Few tasks are more difficult for a cornerback than preventing a touchdown pass to a tall, strong receiver in the red zone. Had the Seattle Seahawks had a more physically imposing receiving target in the Super Bowl, the call might have been a lob to the corner -- absent, of course, a handoff to Marshawn Lynch -- rather than a more dangerous slant. Here are five wide receivers in the 2015 NFL Draft who could pose a significant red-zone threat as rookies:
The biggest wide receiver in the draft (6-foot-5, 237 pounds) figures to be an immediate problem for opposing defenses in the red area. The former Missouri star might be a year removed from game action, but it won't take much to knock the rust off the instincts he showed as a sophomore in 2013. He put on an absolute red-zone clinic against Kentucky that year and has added about 15 pounds since then.
NFL fit:Kansas City Chiefs. The club's biggest 2014 receiving threat, Dwayne Bowe, has been released, and adding Jason Avant (6-0, 210) wasn't exactly a red-zone coup. Kansas City needs a receiver enough to spend a first-round pick on one, and Green-Beckham could be an ideal fit at No. 18.
The most highly-regarded wide receiver listed here, White is without peer when it comes to instinctiveness needed to track the ball in the air. West Virginia quarterback Clint Trickett had the confidence in White to "throw it up" and let the 6-3, 215-pounder come down with the ball against single coverage. NFL Media analyst Bucky Brooks has noted White's red zone skills as well, identifying the Oakland Raiders, Minnesota Vikings, Cleveland Browns, Houston Texans and Kansas City Chiefs as ideal fits for White. A trade-up could be required for several of those teams to have a chance at him, however.
NFL fit:Oakland Raiders. If Oakland's biggest receiver, Brice Butler (6-3, 210) was the team's answer for a red-zone threat, we would know it by now. White would give Derek Carr a great option in the red zone and the Raiders probably have the pick to make it happen at No. 4 overall.
A couple excerpts from Strong's NFL.com scouting report tell the tale here: "Former high school basketball player who knows how to keep defenders on his hip ... Good strength in hands and makes contested catches ... Decent leaper who will climb the ladder for a catch or sink and secure low throw." The Arizona State star knows how to adjust to the ball in the air, too.

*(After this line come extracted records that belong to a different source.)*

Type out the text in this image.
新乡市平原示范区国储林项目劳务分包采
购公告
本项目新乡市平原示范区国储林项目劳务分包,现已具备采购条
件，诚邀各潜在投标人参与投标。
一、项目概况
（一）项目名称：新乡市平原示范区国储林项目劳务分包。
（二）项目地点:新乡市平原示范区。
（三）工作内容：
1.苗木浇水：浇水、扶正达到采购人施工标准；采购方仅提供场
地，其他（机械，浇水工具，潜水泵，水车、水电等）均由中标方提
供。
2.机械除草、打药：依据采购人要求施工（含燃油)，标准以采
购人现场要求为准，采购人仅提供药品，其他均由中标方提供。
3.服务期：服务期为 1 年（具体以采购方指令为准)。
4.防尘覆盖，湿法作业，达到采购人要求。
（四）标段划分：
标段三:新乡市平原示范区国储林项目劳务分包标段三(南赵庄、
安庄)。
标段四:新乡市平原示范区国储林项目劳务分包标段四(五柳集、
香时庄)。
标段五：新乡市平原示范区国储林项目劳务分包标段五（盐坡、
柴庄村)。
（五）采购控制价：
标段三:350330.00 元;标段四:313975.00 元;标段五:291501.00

NFL fit:Cleveland Browns. Less than a year ago, Cleveland was identified as having the shortest wide receiving corps in the NFL. The roster isn't quite the same today, but with Josh Gordon's status more tenuous than ever, Strong could be a nice fit for the Browns at No. 19 overall.
Who better than a converted tight end to understand the importance of playing physical football closer to the goal line? At 6-5 and 230 pounds, and with leaping skills like these, the former Michigan star is bound to be a matchup problem. The question scouts have on Funchess is whether he has the speed and quickness to get open on a long field. But on a short field, guys Funchess' size don't need much separation to be a threat.
NFL fit:Houston Texans. Andre Johnson is out, leaving the Texans with a relatively small receiving corps. With a little luck, he could slip to Houston in the second round.
The Central Arkansas sleeper didn't run the fastest of 40-yard dashes at the NFL Scouting Combine (4.58), but in the red zone, speed isn't what scores. He has the size (6-4, 214) and length to pull in contested passes, as he showed on these touchdowns at the 3:00 and 3:52 marks. The NFL team lacking a tall, rangy target that can't afford to draft one early could do well to pick Lewis later in the draft.
NFL fit:New York Giants. The G-men can stretch the field vertically with Odell Beckham Jr. just fine, and a healthy return for Victor Cruz would enhance the downfield threat even more. But Lewis could be a very nice complement to OBJ's speed and explosiveness as a bigger option when the field begins to shrink.